The Inflation Reduction Act (IRA) and Bipartisan Infrastructure Law (BIL) have created an unprecedented opportunity for multifamily affordable housing (MFAH) property owners and managers to invest in high-impact, clean energy improvements for their properties. Federal agencies like the U.S. Departments of Energy (DOE), Housing and Urban Development (HUD), Agriculture (USDA), and the Environmental Protection Agency (EPA) are pushing billions of dollars out the door to spur green projects. MFAH can access tax credits, rebates, loans, and other resources to pursue solar, high-efficiency heat pumps, weatherization, electric vehicle charging infrastructure, and much more.
Historically, the high upfront costs and logistical challenges of accessing these kinds of improvements have made "going green" unattractive or unfeasible for the MFAH sector. However, between the mass of new funds and the growing policy and regulatory pressure to decarbonize the nation's buildings, sticking with "business as usual" is rapidly becoming impractical. The great news, is that if you learn how to navigate this landscape, and/or work with the right service providers and contractors, you can achieve meaningful benefits for your property and your residents. Holistic green retrofits can reduce operations and maintenance costs, improve property value, and reduce tenant turns. Upgrading mechanical systems, lighting, appliances, building shell, and plumbing, improve the property's functioning and extend its lifetime. Further, the upgrades continue to yield savings over the life of the installs, which can be 15-20 years. (Said differently: whatever your energy cost savings in the first year—multiply them by 15-20.)
Some of this is easier said than done, and obviously, the project's success depends on its design and execution. Projects must be tailored to maximize energy efficiency and bring down costs, otherwise you could see higher utility bills, bad experiences with the upgrades, and problems for maintenance staff. Depending on the property, a well-designed project might combine energy efficiency upgrades with health and safety scopes. It might merge traditional energy efficiency with solutions like solar, energy storage, and electric vehicle infrastructure. Whatever the final scope of work, this is the point where all the new money—and knowing how to handle it—becomes vitally important.
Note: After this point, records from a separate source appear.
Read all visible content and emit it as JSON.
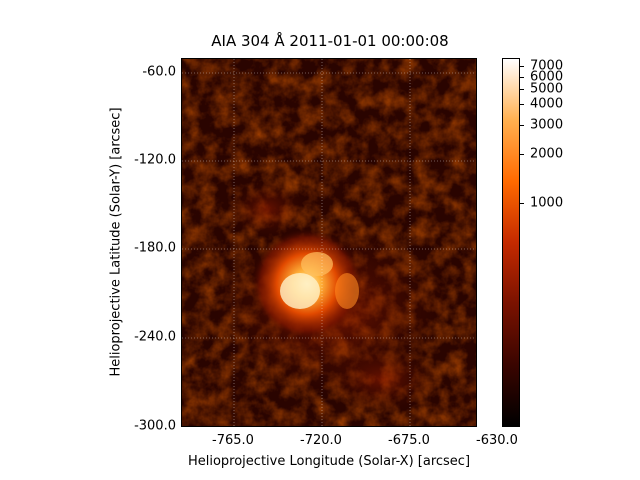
{
  "figure": {
    "title": "AIA 304 Å 2011-01-01 00:00:08",
    "xlabel": "Helioprojective Longitude (Solar-X) [arcsec]",
    "ylabel": "Helioprojective Latitude (Solar-Y) [arcsec]",
    "x_ticks": [
      "-765.0",
      "-720.0",
      "-675.0",
      "-630.0"
    ],
    "y_ticks": [
      "-60.0",
      "-120.0",
      "-180.0",
      "-240.0",
      "-300.0"
    ],
    "colorbar_ticks": [
      "7000",
      "6000",
      "5000",
      "4000",
      "3000",
      "2000",
      "1000"
    ],
    "colormap": [
      "#000000",
      "#3a0500",
      "#7a1200",
      "#c42a00",
      "#ff6a00",
      "#ffb050",
      "#ffffff"
    ]
  }
}
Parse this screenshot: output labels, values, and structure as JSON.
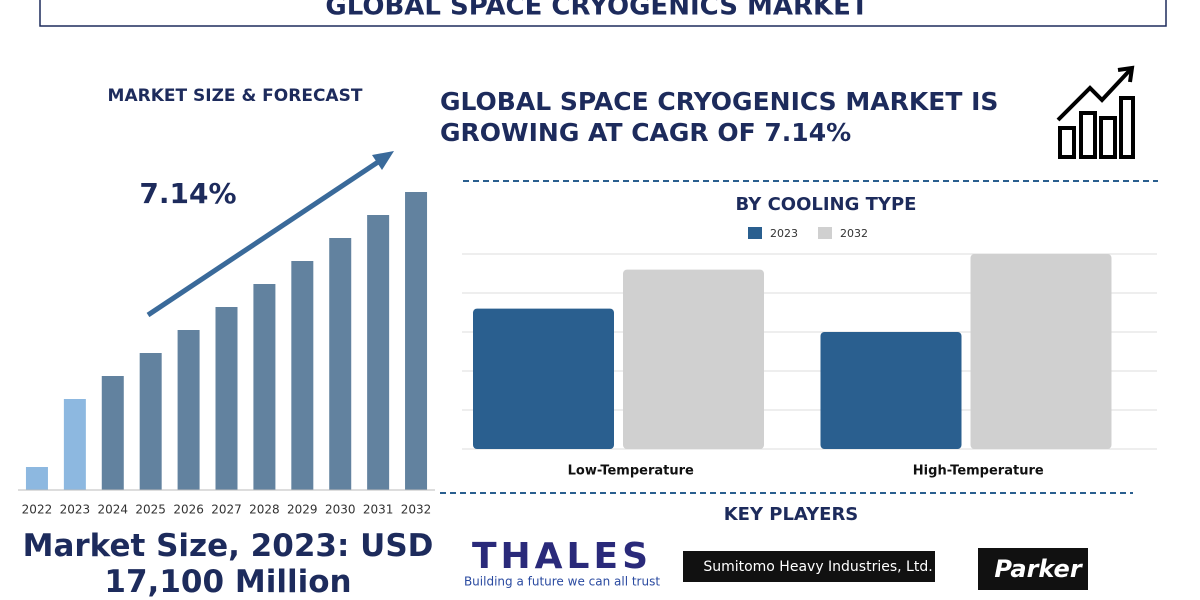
{
  "header": {
    "title": "GLOBAL SPACE CRYOGENICS MARKET"
  },
  "chart_data": [
    {
      "type": "bar",
      "title": "MARKET SIZE & FORECAST",
      "categories": [
        "2022",
        "2023",
        "2024",
        "2025",
        "2026",
        "2027",
        "2028",
        "2029",
        "2030",
        "2031",
        "2032"
      ],
      "values": [
        23,
        91,
        114,
        137,
        160,
        183,
        206,
        229,
        252,
        275,
        298
      ],
      "colors": [
        "#8db8e0",
        "#8db8e0",
        "#62829f",
        "#62829f",
        "#62829f",
        "#62829f",
        "#62829f",
        "#62829f",
        "#62829f",
        "#62829f",
        "#62829f"
      ],
      "ylim": [
        0,
        300
      ],
      "annotation": "7.14%"
    },
    {
      "type": "grouped-bar",
      "title": "BY COOLING TYPE",
      "categories": [
        "Low-Temperature",
        "High-Temperature"
      ],
      "series": [
        {
          "name": "2023",
          "color": "#2a5f8f",
          "values": [
            3.6,
            3.0
          ]
        },
        {
          "name": "2032",
          "color": "#d0d0d0",
          "values": [
            4.6,
            5.0
          ]
        }
      ],
      "ylim": [
        0,
        5
      ],
      "yticks": [
        0,
        1,
        2,
        3,
        4,
        5
      ],
      "grid": true,
      "legend": "top"
    }
  ],
  "headline": "GLOBAL SPACE CRYOGENICS MARKET IS GROWING AT CAGR OF 7.14%",
  "market_size": "Market Size, 2023: USD 17,100 Million",
  "key_players": {
    "title": "KEY PLAYERS",
    "logos": [
      "THALES",
      "Building a future we can all trust",
      "Sumitomo Heavy Industries, Ltd.",
      "Parker"
    ]
  }
}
Braiding funds from different housing-focused energy and health programs significantly reduces upfront costs and facilitates optimum projects. Available resources often vary across the U.S., but here are some of the relevant funds for MFAH:
- Tax Credits and Deductions
- Up to $5,000 per unit with the 45L tax credit
- Up to $5 per square foot with the 179D tax deduction
- A 4% or 9% Low-Income Housing Tax Credit
- A minimum of 30% of project costs with the Investment Tax Credit, assuming the project meets prevailing wage and apprenticeship requirements (owners may also be eligible for bonus credits)
- Utility Rebates
- Potentially over $5,000 per unit, depending on your local Utility Programs
- Weatherization Assistance Program Dollars
- Up to $10,000 per unit if the state's weatherization program serves MFAH
- Key IRA Programs
- Up to $80,000 per unit with the "Comprehensive" funding cohort of HUD's Green and Resilient Retrofit Program
- Up to $14,000 per unit for electrification measures with the DOE's Home Electrification and Appliance Rebates program
Stakeholders across the country are still waiting for details on how these dollars can be braided with each other and other funds. While we do, the MFAH sector should advocate with decisionmakers—such as state and federal agencies—to receive its fair share of investment in a manner that sustainably delivers benefits to owners and residents and helps the nation achieve its decarbonization goals. If you're unsure who to talk to, start with your state housing association. Here are some points for guidance:
- The entities that manage these resources, such as service providers and program administrators for weatherization and utility programs, should leverage expertise and partnerships in local communities to inform their approach. They should also work with their counterparts in other programs, e.g., Healthy Homes, to coordinate funds and expertise.
- IRA and BIL should be greeted as an opportunity to document best practices in program design and management. For example, different programs work better together when they have the same income-eligibility requirements. Additionally, programs should offer a one-stop-shop approach that covers project design, implementation, the braiding of funds, and project reporting. The DOE and others have recommended this model for increasing the reach and impact of clean energy programs.
The MFAH sector can affect how these funds travel, but the time to get vocal is now.